Get schooled!

Be humble and gentle. Be patient with each other, making allowance for each other’s faults because of your love. (Ephesians 4:2 TLB)
If you have ever worked with the elderly in that latter stages of their lives, or little children in the early years of theirs, you know just how hard it can be to constantly be telling them the same things over and over again. Add to the elderly's constantly dwindling short-term memory the issues of not hearing well, problems with their sight, and the advances of pains galore and you have a recipe for some challenging moments that put to test the fibers of your character. Think about the boundless energy of a small child and constantly challenging curiosity and you have a recipe for exhaustive patience. I wish I could say I never get frustrated repeating stuff over and over again, but I do. I would like to report I never have an edge in my voice that betrays my lack of enthusiasm to be moving at a snail's pace when I'd like to be zooming ahead. I'd like to say I never grow weary in doing the right stuff - the really good stuff - for others, but I do. What I can report to you is that sometimes I have to ask for forgiveness - I just wasn't as patient as I needed to be in making "allowances" for the needs of the other individual.
Humility, gentleness, and being available to the other person are earmarks of a child of grace. Don't be duped into believing these things come easily for a child of Christ, though. They are still three of the toughest character traits to develop and consistently display in our lives. Like it or not, this is a life-long ordeal of learning how to truly live in humility. It means we learn to not be brash in our responses - displaying a little more tactfulness than the occasion may warrant, being consistently reverent in times where our response may logically border on criticism or sarcasm, and being available to take the time to help another understand. Gentleness engages all our senses so that we are not allowing any roughness either in our action or our speech - even when our nerves are fraying a little.

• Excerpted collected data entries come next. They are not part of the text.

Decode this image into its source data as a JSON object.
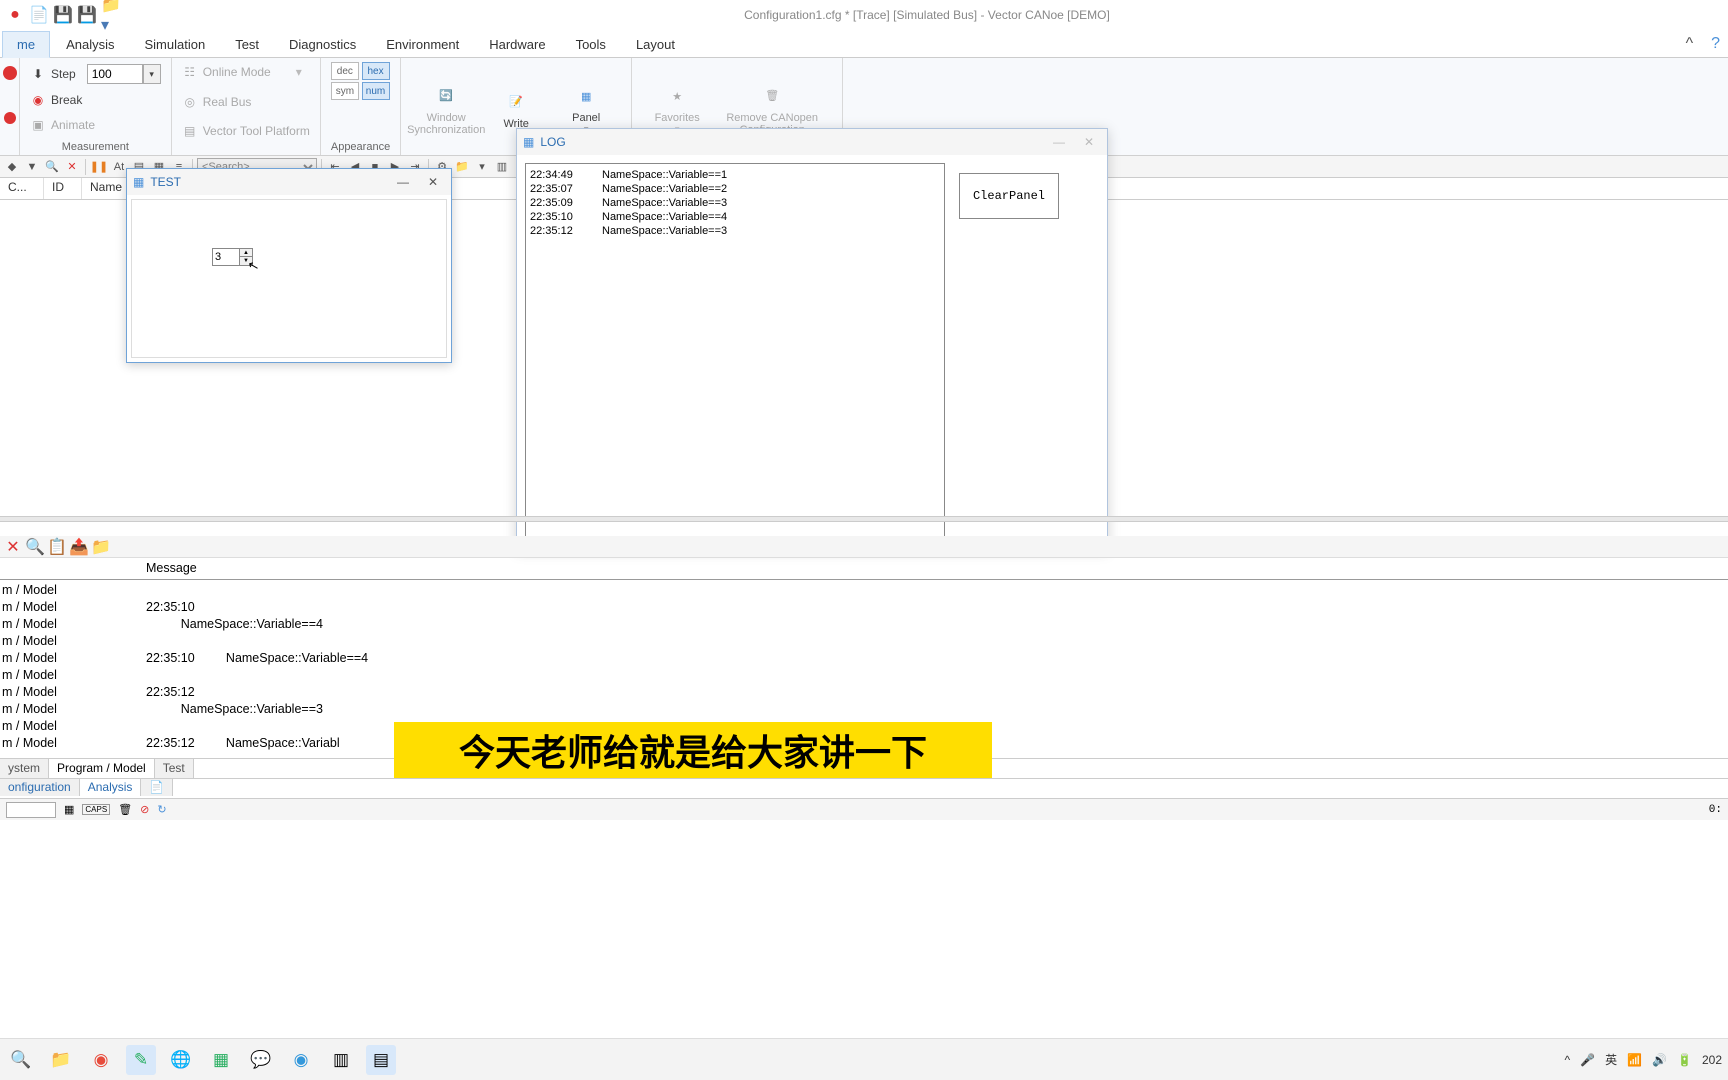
{
  "app_title": "Configuration1.cfg * [Trace] [Simulated Bus] - Vector CANoe [DEMO]",
  "ribbon_tabs": [
    "me",
    "Analysis",
    "Simulation",
    "Test",
    "Diagnostics",
    "Environment",
    "Hardware",
    "Tools",
    "Layout"
  ],
  "measurement": {
    "step": "Step",
    "step_val": "100",
    "break": "Break",
    "animate": "Animate",
    "label": "Measurement"
  },
  "mode": {
    "online": "Online Mode",
    "realbus": "Real Bus",
    "vtp": "Vector Tool Platform"
  },
  "appearance": {
    "dec": "dec",
    "hex": "hex",
    "sym": "sym",
    "num": "num",
    "label": "Appearance"
  },
  "bigbuttons": {
    "winsync": "Window Synchronization",
    "write": "Write",
    "panel": "Panel",
    "fav": "Favorites",
    "remove": "Remove CANopen Configuration"
  },
  "trace_columns": [
    "C...",
    "ID",
    "Name"
  ],
  "search_placeholder": "<Search>",
  "panel_test": {
    "title": "TEST",
    "value": "3"
  },
  "panel_log": {
    "title": "LOG",
    "rows": [
      {
        "ts": "22:34:49",
        "msg": "NameSpace::Variable==1"
      },
      {
        "ts": "22:35:07",
        "msg": "NameSpace::Variable==2"
      },
      {
        "ts": "22:35:09",
        "msg": "NameSpace::Variable==3"
      },
      {
        "ts": "22:35:10",
        "msg": "NameSpace::Variable==4"
      },
      {
        "ts": "22:35:12",
        "msg": "NameSpace::Variable==3"
      }
    ],
    "clear": "ClearPanel"
  },
  "write": {
    "header_msg": "Message",
    "rows": [
      {
        "src": "m / Model",
        "msg": ""
      },
      {
        "src": "m / Model",
        "msg": "22:35:10"
      },
      {
        "src": "m / Model",
        "msg": "          NameSpace::Variable==4"
      },
      {
        "src": "m / Model",
        "msg": ""
      },
      {
        "src": "m / Model",
        "msg": "22:35:10         NameSpace::Variable==4"
      },
      {
        "src": "m / Model",
        "msg": ""
      },
      {
        "src": "m / Model",
        "msg": "22:35:12"
      },
      {
        "src": "m / Model",
        "msg": "          NameSpace::Variable==3"
      },
      {
        "src": "m / Model",
        "msg": ""
      },
      {
        "src": "m / Model",
        "msg": "22:35:12         NameSpace::Variabl"
      }
    ]
  },
  "bottom_tabs": [
    "ystem",
    "Program / Model",
    "Test"
  ],
  "bottom_tabs2": [
    "onfiguration",
    "Analysis"
  ],
  "status_time": "0:",
  "subtitle": "今天老师给就是给大家讲一下",
  "tray": {
    "ime": "英",
    "time": "202"
  }
}
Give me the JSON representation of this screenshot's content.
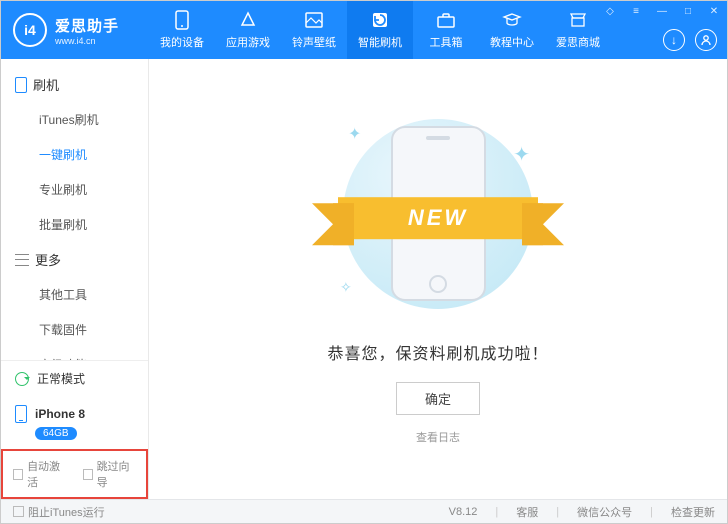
{
  "brand": {
    "name": "爱思助手",
    "url": "www.i4.cn",
    "logo_text": "i4"
  },
  "nav": [
    {
      "label": "我的设备"
    },
    {
      "label": "应用游戏"
    },
    {
      "label": "铃声壁纸"
    },
    {
      "label": "智能刷机"
    },
    {
      "label": "工具箱"
    },
    {
      "label": "教程中心"
    },
    {
      "label": "爱思商城"
    }
  ],
  "sidebar": {
    "section1": {
      "title": "刷机",
      "items": [
        "iTunes刷机",
        "一键刷机",
        "专业刷机",
        "批量刷机"
      ]
    },
    "section2": {
      "title": "更多",
      "items": [
        "其他工具",
        "下载固件",
        "高级功能"
      ]
    },
    "mode": "正常模式",
    "device": {
      "name": "iPhone 8",
      "storage": "64GB"
    },
    "check1": "自动激活",
    "check2": "跳过向导"
  },
  "main": {
    "ribbon": "NEW",
    "success": "恭喜您，保资料刷机成功啦！",
    "ok": "确定",
    "view_log": "查看日志"
  },
  "footer": {
    "block_itunes": "阻止iTunes运行",
    "version": "V8.12",
    "support": "客服",
    "wechat": "微信公众号",
    "update": "检查更新"
  }
}
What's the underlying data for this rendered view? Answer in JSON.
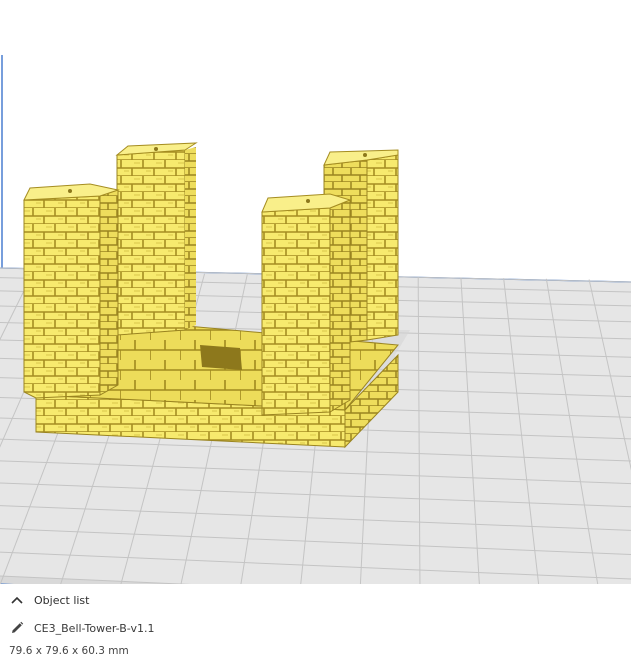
{
  "viewport": {
    "colors": {
      "background": "#ffffff",
      "build_plate": "#e6e6e6",
      "grid_line": "#c4c4c4",
      "plate_border": "#4a7fd0",
      "model_fill": "#f7ea6e",
      "model_shadow": "#c9b23a",
      "model_mortar": "#a58d22"
    }
  },
  "object_panel": {
    "header": {
      "toggle_icon": "chevron-up-icon",
      "label": "Object list"
    },
    "object": {
      "icon": "pencil-icon",
      "name": "CE3_Bell-Tower-B-v1.1"
    },
    "dimensions": "79.6 x 79.6 x 60.3 mm"
  }
}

Both bespeak living in such a way that there is evidence of a "moderator" over our actions and words.
Christ desires to be that moderator, my friends. He desires to help us know when our pride is going to lead us straight into a landmine. He has ways of helping us realize there is about to emerge a sense of roughness in our actions or words that can be conveyed in so many different ways it could set a forest on fire. We don't always recognize these things on our own - sometimes even justifying our lack of humility or gentleness with excuses. It is the 'you did this' and that made me 'do that' kind of rationalization. It takes a life of consistent connection with Jesus to help us realize there is no real rationalization for bad behavior! It takes this consistent connection to help us recognize opportunities for change. In the past week, I have emphasized this need for consistent connection over and over again. Why? There is no substitute for grace, and their is equally no substitute for those moments in which his grace "schools us" in how to behave! Just sayin!